Travelling and taking holidays in the future are likely to be very different for all of us post this initial Coronavirus outbreak. What will the travel industry look like, which airlines will still be flying and how do we even approach planning holidays in the future
Navigating turbulence in the travel industry
Over the last 12 - 18 months, the travel industry has had to contend with the demise of Flybe, Monarch and Thomas Cook, uncertainty around Brexit, flight strikes and now the Coronavirus (COVID-19) pandemic is causing turmoil for travel professionals and travellers.
At the time of writing this, most of the UK is self-isolating at home, many countries across the globe are on lockdown with no flights leaving or arriving, and the Foreign & Commonwealth (FCO) has advised against all non-essential overseas travel for British nationals, initially for a 30-day period starting from Tuesday 17thMarch. This means that many people who booked holidays for this spring or summer don’t know if those holidays will be going ahead and are frantically checking their insurance policies to see where they stand and if they will get their money back.
For the online package holidaymaker, as long as you bought the full package from an ATOL protected supplier, this is probably the safest position to be in. ABTA is in urgent talks with the government to introduce temporary changes to regulations to ensure that customer’s money is protected under the current unprecedented circumstances. If your trip has been cancelled because of the change in FCO advice, talk in the first instance to your travel provider to discuss options. Many tour operators are putting their own compensation offers in place which include postponements, credit vouchers or full refunds. If your holiday is imminent and you have decided not to travel, look to postpone your holiday. Don’t cancel as this could mean you lose the deposit or more. It also means you have a holiday to look forward to in the future and it will help your travel provider maintain its cash flow through the short-term challenges. If you are not able to postpone, you may be offered a credit voucher rather than a cash refund. If your travel provider has said they will offer a cash refund, be patient with them as they process it. Check the ABTA website for up to date information (https://www.abta.com/news/coronavirus-outbreak).
If you have booked your holiday as separate components
Those who go online and buy their flights, accommodation, excursions, hire car etc separately rather than through a tour operator or travel professional could find themselves in a trickier position. The Consumer Credit Act 1974 protects you on credit card purchases between £100 and £30,000 if the company you bought the product or service from breaks their contract with you. This includes if they go out of business or don’t deliver what they have promised. If this is you in the current Coronavirus crisis, firstly check with the providers of your individual components directly and see what they can offer. If they can’t help or you do end up out of pocket, contact your credit card company and check the small print in your travel insurance to see if you are covered.
Many banks and credit card companies offer free travel insurance to their customers. This is great, obviously, but many of us are guilty of not looking at this insurance to see what it actually covers. Two things that you should make sure are in your travel insurance are ‘supplier failure’ and ‘travel disruption cover’. Interestingly, just last week Aviva announced that they are now excluding travel disruption cover from standard travel insurance policies as the risks are too high.

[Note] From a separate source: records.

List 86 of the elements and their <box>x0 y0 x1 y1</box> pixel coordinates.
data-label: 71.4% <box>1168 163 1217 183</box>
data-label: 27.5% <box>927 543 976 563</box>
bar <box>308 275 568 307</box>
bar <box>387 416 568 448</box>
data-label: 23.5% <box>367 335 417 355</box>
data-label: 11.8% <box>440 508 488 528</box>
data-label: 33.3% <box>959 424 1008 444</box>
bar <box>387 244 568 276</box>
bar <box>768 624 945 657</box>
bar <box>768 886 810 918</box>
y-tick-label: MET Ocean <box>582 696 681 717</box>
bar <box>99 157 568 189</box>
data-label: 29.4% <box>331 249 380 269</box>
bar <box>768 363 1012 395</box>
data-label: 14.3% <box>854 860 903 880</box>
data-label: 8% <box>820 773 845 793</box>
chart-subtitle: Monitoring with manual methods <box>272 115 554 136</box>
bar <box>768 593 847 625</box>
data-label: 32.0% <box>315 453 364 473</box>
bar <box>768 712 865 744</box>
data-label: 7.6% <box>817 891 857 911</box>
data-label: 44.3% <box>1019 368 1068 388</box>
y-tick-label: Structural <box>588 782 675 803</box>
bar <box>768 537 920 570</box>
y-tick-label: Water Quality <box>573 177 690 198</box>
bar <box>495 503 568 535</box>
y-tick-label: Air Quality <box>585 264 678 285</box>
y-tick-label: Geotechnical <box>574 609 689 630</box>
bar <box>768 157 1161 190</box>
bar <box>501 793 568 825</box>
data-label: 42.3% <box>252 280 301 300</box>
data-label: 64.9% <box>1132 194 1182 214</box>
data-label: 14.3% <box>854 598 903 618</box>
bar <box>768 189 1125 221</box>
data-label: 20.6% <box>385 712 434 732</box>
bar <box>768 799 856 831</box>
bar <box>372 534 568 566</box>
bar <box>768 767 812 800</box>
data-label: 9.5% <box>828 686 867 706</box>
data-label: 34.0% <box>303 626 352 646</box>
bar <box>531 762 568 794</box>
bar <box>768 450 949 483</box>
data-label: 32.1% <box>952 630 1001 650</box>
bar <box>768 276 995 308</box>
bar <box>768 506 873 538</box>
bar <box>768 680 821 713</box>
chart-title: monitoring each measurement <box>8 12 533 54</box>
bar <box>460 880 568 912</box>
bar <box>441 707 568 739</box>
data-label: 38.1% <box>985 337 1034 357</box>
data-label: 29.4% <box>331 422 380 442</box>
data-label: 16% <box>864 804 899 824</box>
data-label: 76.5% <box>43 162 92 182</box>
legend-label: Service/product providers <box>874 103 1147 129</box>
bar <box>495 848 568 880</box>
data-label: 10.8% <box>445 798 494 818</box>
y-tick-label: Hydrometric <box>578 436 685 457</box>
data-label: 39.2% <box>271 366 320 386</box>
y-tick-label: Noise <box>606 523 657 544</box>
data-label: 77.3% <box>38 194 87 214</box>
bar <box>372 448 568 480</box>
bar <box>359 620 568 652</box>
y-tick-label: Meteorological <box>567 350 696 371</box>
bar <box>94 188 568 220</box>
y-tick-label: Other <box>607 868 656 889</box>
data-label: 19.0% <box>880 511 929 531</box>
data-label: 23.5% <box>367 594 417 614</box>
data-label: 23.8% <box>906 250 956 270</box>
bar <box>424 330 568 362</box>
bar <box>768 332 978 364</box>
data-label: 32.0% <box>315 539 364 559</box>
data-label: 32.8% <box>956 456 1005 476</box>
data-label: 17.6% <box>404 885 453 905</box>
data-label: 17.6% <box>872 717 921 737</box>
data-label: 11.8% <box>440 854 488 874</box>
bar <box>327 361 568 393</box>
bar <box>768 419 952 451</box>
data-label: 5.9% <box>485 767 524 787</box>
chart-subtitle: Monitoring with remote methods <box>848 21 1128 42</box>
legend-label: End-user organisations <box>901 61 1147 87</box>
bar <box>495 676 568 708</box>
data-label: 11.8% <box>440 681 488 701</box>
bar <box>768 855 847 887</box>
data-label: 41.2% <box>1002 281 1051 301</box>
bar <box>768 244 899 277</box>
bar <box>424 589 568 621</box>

Most travellers are guilty of going for the cheaper option when it comes to travel insurance thinking ‘it won’t happen to me’, but chances of travel disruption are not as slim as they used to be. When booking future holidays, look for the policy that covers everything you need it to, don’t just go for the cheapest option or the one that comes free with your bank. Read through all of the small print before purchasing.
Also consider timing. Typically, there are two kinds of holidaymaker – the planner and the last-minute deal finder. The best time to book long haul scheduled flights is around 10 - 11 months ahead of the expected return date of the holiday. This is when the airlines publish their flights, so they are at the cheapest. After this, the only way is up. The same principle applies to short haul, low cost airlines. However, they don’t tend publish flights as far ahead and they can differ depending on the routes. Usually, when travel companies take holiday bookings that include flights more than a year ahead, they are quoting based on estimated flight prices and sometimes estimated accommodation prices. The only problem with this is that when the flights do get published, the price of your holiday could change as a result.
For the last-minute customer looking for a great deal, this only works if you are very flexible and don’t mind where you go, when you go and where you go from. However, remember to check every detail. It may not include everything you want such as airport/hotel transfers, or have you arriving at an airport which is far away from the resort.
There are many risks when booking a holiday in today’s climate and these risks are sometimes not worth taking, especially when basing a decision purely on price. Booking with a travel professional saves time. They are experts and have the knowledge and - more importantly - are there to sort things out if they don’t go to plan.